The agency said that as the risk of a Greek exit from the euro increased, so did the pressure on fellow euro area countries. That could ultimately lead to further downgrades, even for countries with solid finances.
In the report, Moody’s wrote that “Greece’s exit from the euro would lead to substantial losses for investors in Greek securities,” both because of an immediate devaluation of a potential new Greek currency, and because of the “severe” economic contraction that is likely follow.
“It could also pose a threat to the euro’s continued existence,” Moody’s warned. The credit agency said that Cyprus, Ireland, Italy, Portugal and Spain were most at risk from a Greek exit.
At the same time, “should Greece leave the euro, posing a threat to the euro’s continued existence, Moody’s would review all euro area sovereign ratings, including those of the Aaa nations,” the agency said. In addition to Luxembourg, the other euro zone states with the highest possible credit score are Austria, Finland, France, Germany and the Netherlands.
In January, rival credit agency S&P downgraded France from its triple A group, citing similar concerns.

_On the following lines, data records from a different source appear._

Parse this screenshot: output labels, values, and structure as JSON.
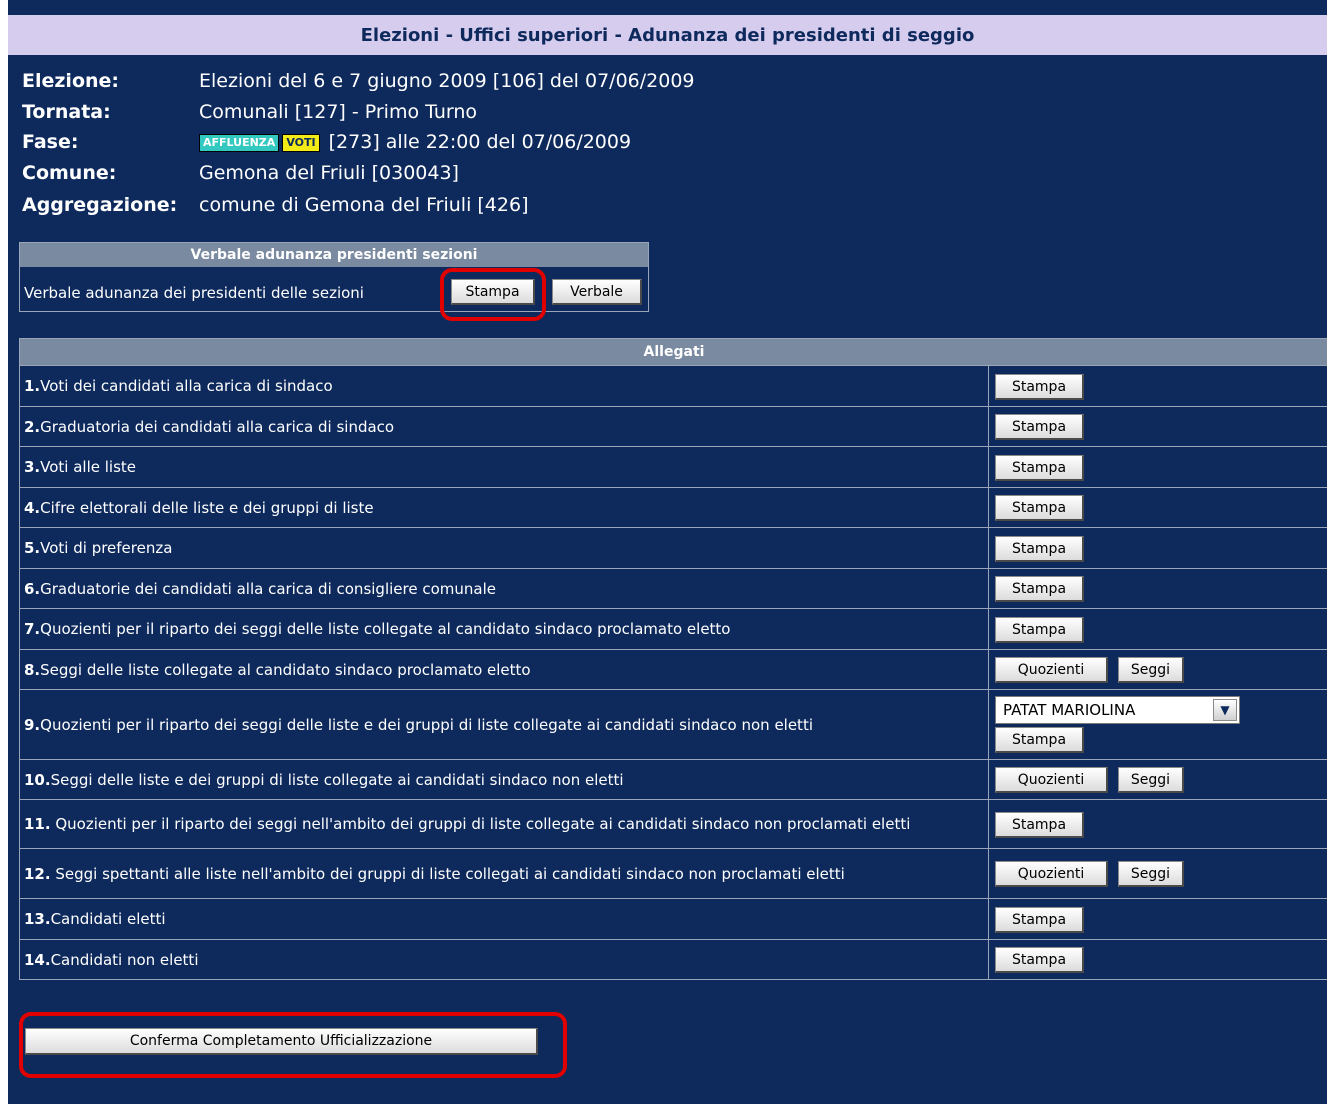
{
  "header": {
    "title": "Elezioni - Uffici superiori - Adunanza dei presidenti di seggio"
  },
  "info": {
    "elezione_label": "Elezione:",
    "elezione_value": "Elezioni del 6 e 7 giugno 2009 [106] del 07/06/2009",
    "tornata_label": "Tornata:",
    "tornata_value": "Comunali [127] - Primo Turno",
    "fase_label": "Fase:",
    "fase_badge_affluenza": "AFFLUENZA",
    "fase_badge_voti": "VOTI",
    "fase_value": "[273] alle 22:00 del 07/06/2009",
    "comune_label": "Comune:",
    "comune_value": "Gemona del Friuli [030043]",
    "aggregazione_label": "Aggregazione:",
    "aggregazione_value": "comune di Gemona del Friuli [426]"
  },
  "verbale": {
    "header": "Verbale adunanza presidenti sezioni",
    "label": "Verbale adunanza dei presidenti delle sezioni",
    "stampa_label": "Stampa",
    "verbale_label": "Verbale"
  },
  "allegati": {
    "header": "Allegati",
    "stampa_label": "Stampa",
    "quozienti_label": "Quozienti",
    "seggi_label": "Seggi",
    "candidate_select_value": "PATAT MARIOLINA",
    "rows": [
      {
        "num": "1.",
        "text": " Voti dei candidati alla carica di sindaco"
      },
      {
        "num": "2.",
        "text": " Graduatoria dei candidati alla carica di sindaco"
      },
      {
        "num": "3.",
        "text": " Voti alle liste"
      },
      {
        "num": "4.",
        "text": " Cifre elettorali delle liste e dei gruppi di liste"
      },
      {
        "num": "5.",
        "text": " Voti di preferenza"
      },
      {
        "num": "6.",
        "text": " Graduatorie dei candidati alla carica di consigliere comunale"
      },
      {
        "num": "7.",
        "text": " Quozienti per il riparto dei seggi delle liste collegate al candidato sindaco proclamato eletto"
      },
      {
        "num": "8.",
        "text": " Seggi delle liste collegate al candidato sindaco proclamato eletto"
      },
      {
        "num": "9.",
        "text": " Quozienti per il riparto dei seggi delle liste e dei gruppi di liste collegate ai candidati sindaco non eletti"
      },
      {
        "num": "10.",
        "text": " Seggi delle liste e dei gruppi di liste collegate ai candidati sindaco non eletti"
      },
      {
        "num": "11.",
        "text": " Quozienti per il riparto dei seggi nell'ambito dei gruppi di liste collegate ai candidati sindaco non proclamati eletti"
      },
      {
        "num": "12.",
        "text": " Seggi spettanti alle liste nell'ambito dei gruppi di liste collegati ai candidati sindaco non proclamati eletti"
      },
      {
        "num": "13.",
        "text": " Candidati eletti"
      },
      {
        "num": "14.",
        "text": " Candidati non eletti"
      }
    ]
  },
  "footer": {
    "confirm_label": "Conferma Completamento Ufficializzazione"
  },
  "colors": {
    "background": "#0e2a5c",
    "title_bar": "#d6ccee",
    "table_header": "#7a8aa0",
    "highlight_ring": "#e10000"
  }
}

Moody’s downgraded the Grand Duchy subsidiaries of three international banks last week.
A lower credit rating leads to higher costs when countries, banks or companies borrow in global capital markets.
The agency also said that estimates for the cost of recapitalising Spanish banks continued to rise, so it was placing Spain on its watch list for potential downgrades. Moody’s added that Spain’s banking problems are “not likely to be a major source of contagion to other euro area countries, except for Italy.”